Clark scoffs at the idea. “In a good way, Liam’s being self-deprecating,” he says. “Cancer Bats are a heavy band. In my opinion, those guys are more metal than they think they are. I don’t see our fans being bummed on them. And who watches MuchMusic anyways? They don’t even play videos!”
Meanwhile, Montreal fresh-faced (though perhaps not fresh-smelling) stoner act Barn Burner feels less trepidation. Having released Bangers last year via Metal Blade records — a release lauded for its riffy retro appeal, spanning the spectrum from Thin Lizzy’s Jailbreak to Black Flag’s blues-laden My War — vocalist Kevin Keegan says the band’s newest material is its heftiest to date.
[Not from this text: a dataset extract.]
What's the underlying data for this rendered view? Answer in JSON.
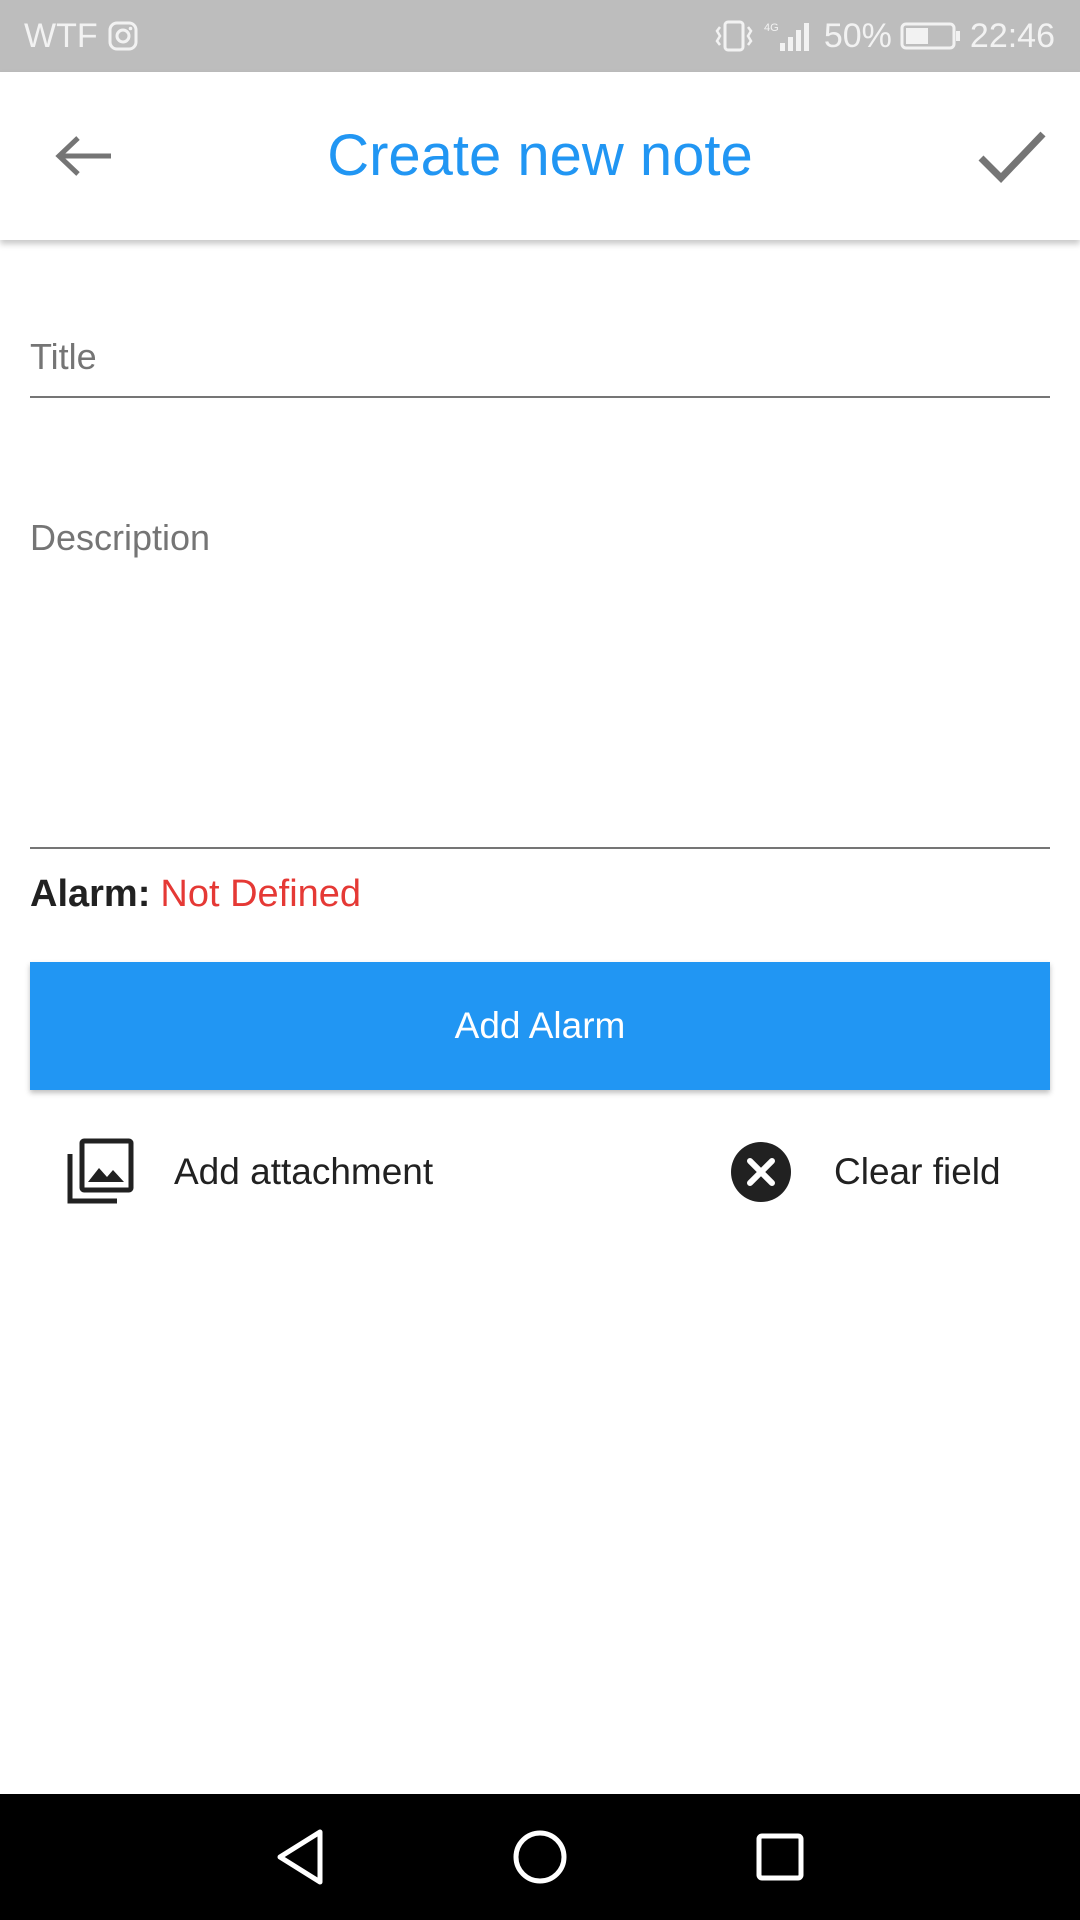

Unveiling songs from Bangers Vol. 2, set for release in June, Keegan uses three descriptors for its new material: Harsher. Darker. Gnarlier.
“I’ve been playing in hardcore and metal bands since I was 14. It’s the same for the other guys, we’ve had a punk and hardcore upbringing [with drummer Taylor Freund having played in Montreal hardcore act Black Ships],” he says. “I think that maybe the ethic that came with punk and hardcore — the DIY ethic might be even stronger than ever. But we’re older, and there are different styles we want to fuck around with.”
SIDEBAR / ONLINE: MEETING OF THE MINDS
Ever the lazy journalists, we asked Liam Cormier for questions to ask Barn Burner’s Kevin Keegan. Here’s what he came up with.
Peanut butter noodles. Iconic Montreal street food, or the worst thing ever?
Oh — you’ve got it nailed! As far as drunk food, it’s one of the better late-night snacks. We went there once sober when we were broke and hungry, and we hit it up and it was absolutely the worst thing in the world! Eating that with all your faculties in check and absorbing all the flavours — it’s a whole other ball game. Not something I’d do unless I had eight beers in me.
Poutine: Cheese curds or grated cheese?
That’s not even a question! It’s not even a poutine unless it’s grated curds. It’s just cheese fries. What a goof! I’ll have to give him shit for that. Liam’s not into poutine; he’s a cheese fries guy. It’s like, ‘This is not even a pooter. It’s a cheese fries.’ It’s false advertising! You gotta have those squeaky curds.
Liam criticized the squeaky curds.
I’m going to criticize his squeaky ass when I see him.
Vancouver pizza or Montreal pizza?
That’s a great question. Vancouver pizza is far superior. Montreal doesn’t have pizza: It just has this form of cardboard with processed cheese and tomato sauce. There’s one family that owns six pizza shops — Uncle Fatty’s, Mega Bite and Pizza Garden — but the real trick is they have big old slices, and they’ll have things like roasted potato pizza and spinach and feta. I’m vegetarian, and they’ll have like six slices that are dense and delicious. Vancouver takes this hands down!